SPEAKER_01Well, it's a very difficult subject to really talk to doctors about because most doctors are afraid. Yeah. They're afraid of prescribing opioids. They're afraid of their patients because patient satisfaction scores, if you're a doctor and you don't give an opioid, they're going to blackmail you. And many doctors are really hesitant at prescribe. What do you mean by that? Well, if I prescribe an opioid and a patient overdoses and dies, the DEA comes after me, the district attorney comes after me because they'll say that I did not follow my patient properly. I did not inform them of the dangers of opioids, I did not look at their medication adherence. I did not follow them with enough office visits. And, you know, they can put me in jail for murder. Yeah. Which makes me, you know, I went to 12 years of school. And if a patient overdoses and dies, the DA, the FDA, sorry, DA and the L the district attorney can come after me and put me in jail. That means I don't see any more patients anymore.
SPEAKER_02So do you feel like your colleagues, there's a vast majority, if you had 10 colleagues with you, how many of your colleagues would say they feel this way?
SPEAKER_0110.
SPEAKER_02Yeah.
SPEAKER_01Interesting. No one is prescribing opioids. And you have a, like, for instance, one of my relatives had a total knee operation. That's one of the most painful operations in the world where they take out your bone and put it in a piece of metal. It hurts for a long time. And the doctors give you Tylenol and Motrin. And, you know, doctors have been so afraid that there's been a reduction in opioid prescriptions of 44% in the last decade. And for terminal cancer pain, it's 40%.

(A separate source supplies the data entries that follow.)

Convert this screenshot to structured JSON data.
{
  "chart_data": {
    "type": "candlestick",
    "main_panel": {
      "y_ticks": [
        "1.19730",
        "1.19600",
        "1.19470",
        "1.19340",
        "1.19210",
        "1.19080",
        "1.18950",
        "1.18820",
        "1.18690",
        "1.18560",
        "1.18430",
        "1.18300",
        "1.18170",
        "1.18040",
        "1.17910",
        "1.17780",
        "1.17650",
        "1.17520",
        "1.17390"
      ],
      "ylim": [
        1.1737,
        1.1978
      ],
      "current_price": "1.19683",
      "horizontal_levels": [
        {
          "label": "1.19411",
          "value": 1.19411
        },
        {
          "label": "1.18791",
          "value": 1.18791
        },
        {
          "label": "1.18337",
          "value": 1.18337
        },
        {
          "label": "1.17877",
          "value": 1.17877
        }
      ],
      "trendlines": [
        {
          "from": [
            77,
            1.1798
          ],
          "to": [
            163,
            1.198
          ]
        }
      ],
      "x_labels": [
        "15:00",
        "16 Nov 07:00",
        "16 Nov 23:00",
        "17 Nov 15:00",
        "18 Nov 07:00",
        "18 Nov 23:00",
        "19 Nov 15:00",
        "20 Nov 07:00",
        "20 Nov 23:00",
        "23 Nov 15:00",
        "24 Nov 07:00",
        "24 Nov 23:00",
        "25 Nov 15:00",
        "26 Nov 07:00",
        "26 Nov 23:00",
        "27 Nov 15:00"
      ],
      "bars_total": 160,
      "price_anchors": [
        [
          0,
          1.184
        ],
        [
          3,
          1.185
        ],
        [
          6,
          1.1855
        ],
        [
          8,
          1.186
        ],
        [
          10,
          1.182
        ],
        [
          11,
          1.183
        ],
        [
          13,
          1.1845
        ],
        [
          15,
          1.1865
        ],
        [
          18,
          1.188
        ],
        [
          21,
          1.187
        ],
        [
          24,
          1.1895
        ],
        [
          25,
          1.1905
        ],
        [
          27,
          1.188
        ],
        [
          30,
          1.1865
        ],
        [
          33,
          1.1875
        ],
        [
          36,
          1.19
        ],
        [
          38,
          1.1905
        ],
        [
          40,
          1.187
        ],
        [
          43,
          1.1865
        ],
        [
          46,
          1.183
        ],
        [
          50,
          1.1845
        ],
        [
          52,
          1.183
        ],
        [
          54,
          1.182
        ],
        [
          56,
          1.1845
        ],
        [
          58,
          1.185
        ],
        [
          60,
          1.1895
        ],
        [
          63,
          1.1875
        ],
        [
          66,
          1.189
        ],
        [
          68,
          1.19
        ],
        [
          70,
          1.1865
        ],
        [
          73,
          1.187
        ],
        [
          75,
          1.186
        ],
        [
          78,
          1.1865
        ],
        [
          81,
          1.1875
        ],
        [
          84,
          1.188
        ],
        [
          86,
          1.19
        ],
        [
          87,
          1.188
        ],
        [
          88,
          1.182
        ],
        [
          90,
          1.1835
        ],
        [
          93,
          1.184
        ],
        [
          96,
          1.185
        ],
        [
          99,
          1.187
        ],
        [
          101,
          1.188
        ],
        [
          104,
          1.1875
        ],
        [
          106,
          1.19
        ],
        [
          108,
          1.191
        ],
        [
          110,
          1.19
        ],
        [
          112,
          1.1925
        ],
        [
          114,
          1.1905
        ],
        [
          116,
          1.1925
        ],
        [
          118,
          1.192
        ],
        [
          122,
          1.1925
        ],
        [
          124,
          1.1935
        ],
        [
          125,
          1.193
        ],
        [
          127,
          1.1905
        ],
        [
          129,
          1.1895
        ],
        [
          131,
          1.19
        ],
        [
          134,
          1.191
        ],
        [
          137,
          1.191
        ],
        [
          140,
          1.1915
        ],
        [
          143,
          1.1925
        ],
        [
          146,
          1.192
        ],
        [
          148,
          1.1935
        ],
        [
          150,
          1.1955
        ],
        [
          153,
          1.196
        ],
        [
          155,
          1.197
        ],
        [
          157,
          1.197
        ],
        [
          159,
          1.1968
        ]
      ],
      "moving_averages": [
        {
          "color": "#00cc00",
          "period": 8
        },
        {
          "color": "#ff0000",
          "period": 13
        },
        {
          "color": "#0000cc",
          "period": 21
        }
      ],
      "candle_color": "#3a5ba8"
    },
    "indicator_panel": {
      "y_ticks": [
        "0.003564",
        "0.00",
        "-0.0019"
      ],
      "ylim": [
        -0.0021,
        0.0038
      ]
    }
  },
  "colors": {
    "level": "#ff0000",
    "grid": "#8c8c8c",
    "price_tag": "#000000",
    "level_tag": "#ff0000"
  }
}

SPEAKER_02Yeah, there's not much of a reason for that. I've heard you say that before that we have patients that aren't being treated for their pain because doctors are scared.
SPEAKER_00Uh-huh.
SPEAKER_02Yeah. So we, I mean, friends and colleagues, we clearly have a bigger discussion here around this. But if you if you want to weigh in, we'd love to have anyone that would like to talk about the example of the medication treatment in jails and the lack of addiction treatment in jails. We'd love to talk further about this idea of doctors not being able to get their patients out of pain. But we're running up on the hour here, gentlemen. Thanks for being my wingman. And uh thanks for hanging out with me talking about this industry and the problems. And hopefully in the future, we'll be able to touch on the pain points and really get more of our industry colleagues and friends to talk about those with us and uh let that venting happen a little bit. It'll be good for all of us.
SPEAKER_00Yep, absolutely. Looking forward to it. Thank you very much, Kendra. Thanks for coming. Have a great night. All right, yep.